In general, we have little understanding of how communities are assembled and the types of interactions that long-term generate evolutionary pressures, extinctions, and radiations. I'm pretty sure that whole-flora analyses are going to be keys to helping us understand these complex systems and there are precious few datasets on the scale necessary to do this.


With that in mind, here's the latest Konza phenology data by functional group. This is through Sept 1. The x-axis is day of year of first flowering for a species. Based on n = 408 species, which represents about 80% of the herbaceous grassland flora for Konza. We'll probably get another 10-20 species flowering before the year is up.

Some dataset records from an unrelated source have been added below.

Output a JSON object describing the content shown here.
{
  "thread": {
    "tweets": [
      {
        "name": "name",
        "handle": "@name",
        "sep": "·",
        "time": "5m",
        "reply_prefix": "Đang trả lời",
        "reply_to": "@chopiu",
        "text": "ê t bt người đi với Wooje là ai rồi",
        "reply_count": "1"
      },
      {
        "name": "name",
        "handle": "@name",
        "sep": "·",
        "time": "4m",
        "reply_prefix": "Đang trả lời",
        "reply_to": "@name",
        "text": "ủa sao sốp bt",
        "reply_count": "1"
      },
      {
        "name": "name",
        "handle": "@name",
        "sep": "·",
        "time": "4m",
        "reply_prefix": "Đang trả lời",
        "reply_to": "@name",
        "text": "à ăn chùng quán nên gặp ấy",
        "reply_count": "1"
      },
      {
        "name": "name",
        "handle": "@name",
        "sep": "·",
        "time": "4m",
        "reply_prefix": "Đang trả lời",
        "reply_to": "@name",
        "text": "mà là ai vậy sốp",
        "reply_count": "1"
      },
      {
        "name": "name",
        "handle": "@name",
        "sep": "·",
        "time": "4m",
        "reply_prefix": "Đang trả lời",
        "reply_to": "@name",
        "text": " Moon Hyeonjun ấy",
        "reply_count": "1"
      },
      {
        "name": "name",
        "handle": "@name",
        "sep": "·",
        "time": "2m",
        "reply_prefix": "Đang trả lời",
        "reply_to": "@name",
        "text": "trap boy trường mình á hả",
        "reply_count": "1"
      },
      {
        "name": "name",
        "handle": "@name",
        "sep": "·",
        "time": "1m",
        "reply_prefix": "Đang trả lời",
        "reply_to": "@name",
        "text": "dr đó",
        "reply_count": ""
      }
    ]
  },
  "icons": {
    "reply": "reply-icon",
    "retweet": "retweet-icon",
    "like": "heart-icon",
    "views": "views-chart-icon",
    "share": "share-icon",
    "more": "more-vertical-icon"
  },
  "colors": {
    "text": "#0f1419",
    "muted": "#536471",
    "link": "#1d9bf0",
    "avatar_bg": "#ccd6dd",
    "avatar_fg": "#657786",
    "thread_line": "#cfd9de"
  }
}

The y-axis is probability of flowering per day over the year for species of each functional group based on a "smooth" fit of the distribution data. Probabilities are standardized across functional groups. I broke out the Cyperaceae because it was the Carex that flowered early, not any C3 grasses. The C3 grasses that flower late in the year are generally woodland grasses.

This is terribly fascinating, though I'm not sure what the story is yet. For example, why are there C3 forbs that flower in August, but not any C3 grasses? And why are there C4 grasses that begin flowering in March, but not any C4 forbs? 

There certainly is an long-term competitive interactions that sort communities and drive selection. It's almost likely a rock-paper-scissors story. If rock (C4 grasses) then no scissors (C3 grasses), but if paper (grazers) then there are less rocks, so can have knife (C3 forbs).  

The C4 forbs are probably the most interesting story. If high temperatures favor C4 over C3, then why are there so many C3 forbs that are active during the hottest months rather than C4 forbs. Konza's C4 forbs are mostly Chamaesyche (Euphorbiaceae) and Amaranthus. Often they are prostrate forbs and/or weedy species keying in on disturbed areas. The C3 forbs that flower during this time are species like Salvia. Are there C4 forbs that fall into the same niches as these C3 forbs. Is there evolutionary constraint here that allows all the mid- to late-summer C3 forbs to persist? 

As we generate more large-scale trait datasets, more of these patterns should come clear.